We close out our tab, embrace, promise to text each other when we get home safely. It’s not even eight o’clock, but it’s dark and cold. I’m on such liquid autopilot that I get on the train before I remember that I had a nasty encounter last night and also that I’m shit-faced and should probably have called a car.
Too late now, though.
Luckily, I make it to my stop without incident, although I do feel a little queasy. Jerky, motion-sickness-inducing train rides and too much alcohol are not a great combination. As I’m exiting the train, a dude in a Santa suit is waiting to board.

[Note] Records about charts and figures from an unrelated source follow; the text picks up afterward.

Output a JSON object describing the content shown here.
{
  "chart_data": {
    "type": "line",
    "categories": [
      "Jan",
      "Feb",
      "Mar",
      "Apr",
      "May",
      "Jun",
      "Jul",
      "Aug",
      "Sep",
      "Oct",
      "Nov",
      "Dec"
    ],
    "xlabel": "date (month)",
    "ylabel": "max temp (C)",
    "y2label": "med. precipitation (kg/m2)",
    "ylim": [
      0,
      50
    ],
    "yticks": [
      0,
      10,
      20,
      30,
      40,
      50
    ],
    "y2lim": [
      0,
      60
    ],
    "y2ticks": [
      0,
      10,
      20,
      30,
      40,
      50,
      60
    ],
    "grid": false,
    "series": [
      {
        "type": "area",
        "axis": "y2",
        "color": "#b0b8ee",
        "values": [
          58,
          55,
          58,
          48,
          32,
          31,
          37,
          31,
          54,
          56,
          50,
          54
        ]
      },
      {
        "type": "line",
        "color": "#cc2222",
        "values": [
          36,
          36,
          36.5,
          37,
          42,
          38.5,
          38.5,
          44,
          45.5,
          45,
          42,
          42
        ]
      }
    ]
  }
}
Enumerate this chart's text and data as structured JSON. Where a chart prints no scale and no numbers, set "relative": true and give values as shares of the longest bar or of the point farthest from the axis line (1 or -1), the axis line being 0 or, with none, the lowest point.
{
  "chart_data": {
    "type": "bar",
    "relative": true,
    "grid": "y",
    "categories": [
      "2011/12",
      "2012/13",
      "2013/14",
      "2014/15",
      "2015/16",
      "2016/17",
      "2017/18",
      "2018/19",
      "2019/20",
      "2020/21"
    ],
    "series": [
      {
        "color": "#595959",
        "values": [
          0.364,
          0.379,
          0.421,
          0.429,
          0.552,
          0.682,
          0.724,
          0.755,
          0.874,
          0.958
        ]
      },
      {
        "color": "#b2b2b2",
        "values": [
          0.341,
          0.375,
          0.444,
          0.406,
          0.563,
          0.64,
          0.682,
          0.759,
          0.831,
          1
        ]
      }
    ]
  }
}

I stare at him, thoughts sloshing through my mind like a spilled drink.
Jesus Christ, what’s with all the Santas and carolers and shit lately? Yeah yeah yeah, ’tis the season, blah blah blah. The decorations are nice but I mean, come on, is Chicago rebranding itself as Christmas Town USA?
The man in the Santa suit gives me a friendly wave.
I flip him the bird.
“Not today, Santa,” I mutter, lurching down the platform.